Last year’s Vanity Fair essay contest challenged readers to “explain the character of the American people to the rest of the world.” It was clear the judges wanted an entry that would zing Americans. They got it.
“We champion civil liberties and deny them to those we perceive as enemies,” wrote Liz Richardson, a 23-year-old Peace Corps volunteer. “We celebrate peace while we wage a costly and perhaps unjustifiable war in Iraq.” If she had it do over a year later, perhaps she’d even edit out the word “perhaps.”
But one could win this contest with five words: “Americans mean what we say.” Directness is a trait common to most Americans. Sadly, global elites simply don’t get that. Consider the talks aimed at reducing carbon dioxide emissions to supposedly reduce global warming.
Representatives from almost 200 countries met recently in Montreal to congratulate themselves on having signed (even though they then ignored) the Kyoto Treaty. The United States was not on the official guest list, because President Bush has always opposed Kyoto. “I will not accept a plan that will harm our economy and hurt American workers,” he announced in 2001 as he pulled out of the treaty.
Compare that to the European Union. There’s supposedly no better “global citizen” than the EU, but as the BBC reported last month, “The European Environment Agency says that the 15 longest-standing members of the EU are likely to cut emissions to just 2.5 percent below 1990 levels. This falls well short of their target[ed] 8 percent cut.”

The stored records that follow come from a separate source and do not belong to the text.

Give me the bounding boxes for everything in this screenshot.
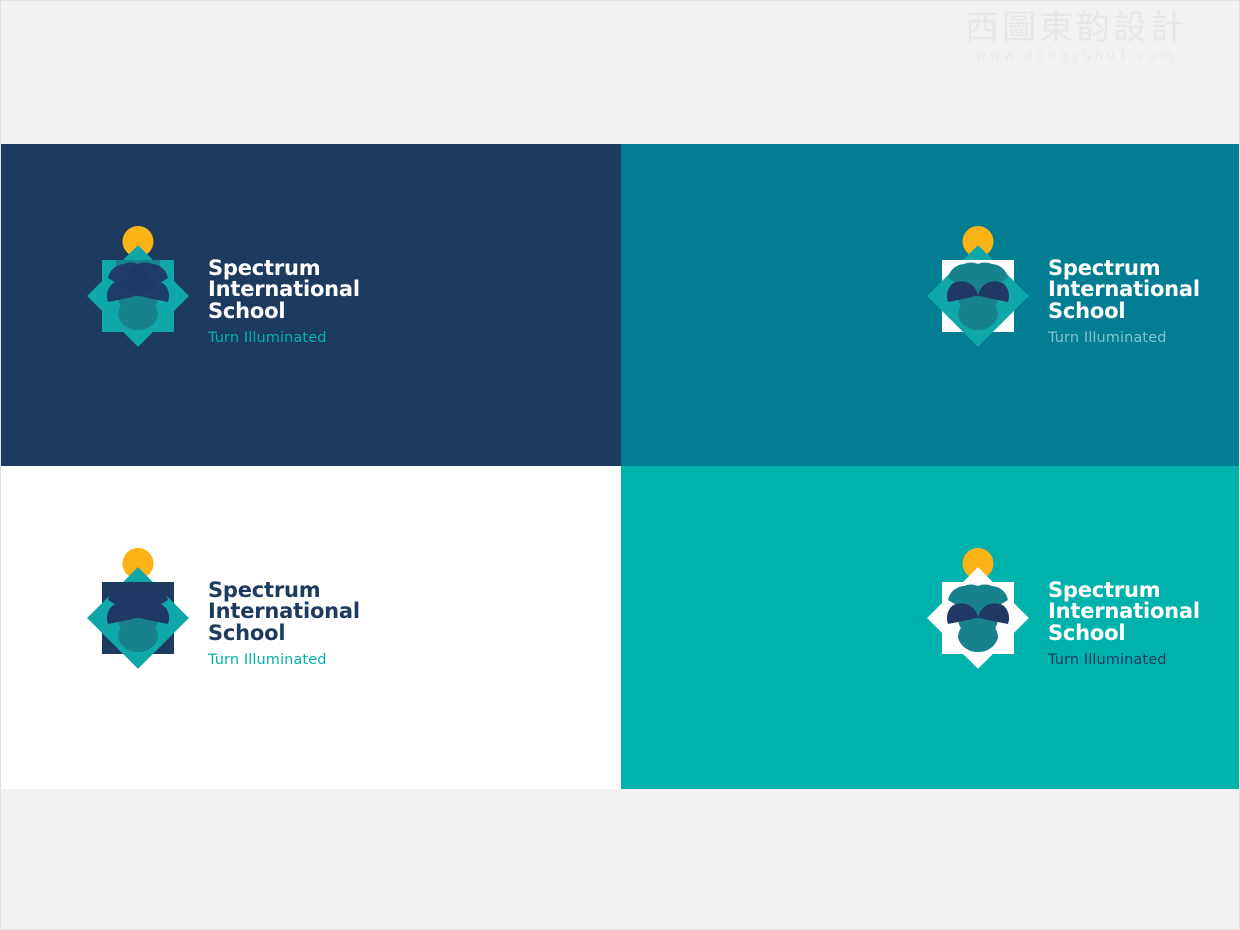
watermark: 西圖東韵設計 www.dongyun01.com (921, 9, 1231, 66)
logo-mark-svg (926, 224, 1030, 352)
logo-variant-grid: Spectrum International School Turn Illum… (1, 144, 1240, 789)
panel-teal-background: Spectrum International School Turn Illum… (621, 466, 1240, 789)
brand-name: Spectrum International School (208, 258, 360, 322)
wordmark: Spectrum International School Turn Illum… (1048, 224, 1200, 346)
logo-lockup-navy: Spectrum International School Turn Illum… (86, 224, 360, 352)
brand-tagline: Turn Illuminated (1048, 331, 1200, 346)
logo-lockup-teal: Spectrum International School Turn Illum… (926, 546, 1200, 674)
brand-name: Spectrum International School (208, 580, 360, 644)
logo-mark-svg (86, 224, 190, 352)
panel-deep-teal-background: Spectrum International School Turn Illum… (621, 144, 1240, 466)
panel-white-background: Spectrum International School Turn Illum… (1, 466, 621, 789)
logo-mark (86, 224, 190, 352)
wordmark: Spectrum International School Turn Illum… (208, 224, 360, 346)
watermark-url-text: www.dongyun01.com (921, 48, 1231, 66)
panel-navy-background: Spectrum International School Turn Illum… (1, 144, 621, 466)
presentation-board: 西圖東韵設計 www.dongyun01.com (0, 0, 1240, 930)
brand-name: Spectrum International School (1048, 258, 1200, 322)
logo-lockup-white: Spectrum International School Turn Illum… (86, 546, 360, 674)
brand-name: Spectrum International School (1048, 580, 1200, 644)
wordmark: Spectrum International School Turn Illum… (1048, 546, 1200, 668)
wordmark: Spectrum International School Turn Illum… (208, 546, 360, 668)
logo-lockup-deep-teal: Spectrum International School Turn Illum… (926, 224, 1200, 352)
brand-tagline: Turn Illuminated (208, 331, 360, 346)
logo-mark (926, 224, 1030, 352)
logo-mark-svg (926, 546, 1030, 674)
brand-tagline: Turn Illuminated (208, 653, 360, 668)
logo-mark (86, 546, 190, 674)
watermark-cjk-text: 西圖東韵設計 (921, 9, 1231, 48)
brand-tagline: Turn Illuminated (1048, 653, 1200, 668)
logo-mark-svg (86, 546, 190, 674)
logo-mark (926, 546, 1030, 674)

For some reason, even though most countries are falling short of the pledges they’ve already made, they’re eager to make even more. Before leaving Montreal, delegates agreed to hold new talks “aimed at producing a new set of binding limits on greenhouse gas emissions that would take effect beginning in 2012,” as The Washington Post put it. “We should not underestimate the strength of this package,” Stavros Dimas, the European Union’s commissioner for the environment, said about the new deal. “Kyoto is alive and kicking.”
Once again, the U.S. declined to participate in the charade. Our clarity was, apparently, confusing. “If it walks like a duck and talks like duck, it’s a duck,” American climate negotiator Harlan Watson told the other delegates when they tried to lure him into a new round of talks. That was too much for foreign delegates. “I don’t understand your reference to a duck. What about this document is like a duck?” one reportedly asked.
Maybe if Watson has tap danced around the truth a bit, said something such as “we’ll sign the agreement as long as we don’t have to abide by it,” the Europeans would have understood. Sort of like what Bill Clinton did while president. “Keep in mind, I supported Kyoto,” Clinton told the conference on its final day.
Indeed, he supported it so strongly that he signed it, then slipped it into his desk. He never bothered to submit the treaty to the Senate, where it would certainly have been voted down resoundingly. Still, the disingenuous Clinton is an international hero, while the honest Bush is a pariah.
You see, to global elites, Kyoto is like a lousy Christmas gift: It’s the thought that counts. “It was signed up to by every single nation on earth, and if America now tries to walk away ... I think this is not just an environmental issue, it’s an issue of transatlantic global foreign policy.”
British Environment Minister Michael Meacher said back in 2001.
Today, though, Meacher’s boss has come around to the American view. “I would say probably I’m changing my thinking about this in the past two or three years,” Prime Minister Tony Blair announced at the Clinton Global Initiative in September. “I don’t think people are going, at least in the short term, to start negotiating another major treaty like Kyoto.”
He’s right. World leaders may be happy to attend global gabfests and preen for the cameras, but no country is going to willingly cut its economic growth to deal with the supposed threat of global warming. Host nation Canada is the perfect example. By 2012, our northern neighbor has promised to cut CO2 emissions to 6 percent below 1990 levels. However, its own government admits “Canada’s emissions in 2003 were about 24 percent above 1990 levels.” An “A” for the effort though, eh?
As Kyoto wheezes on, the United States is working to actually lower carbon dioxide emissions. Since 2000, the EPA says they’ve dropped .8 percent. We’re developing ways to bury carbon deep in the earth. Technology and good old-fashioned American ingenuity will provide the solution, if indeed there is a CO2 problem. We’d just better not expect to win any awards for our success, because this contest, too, is rigged.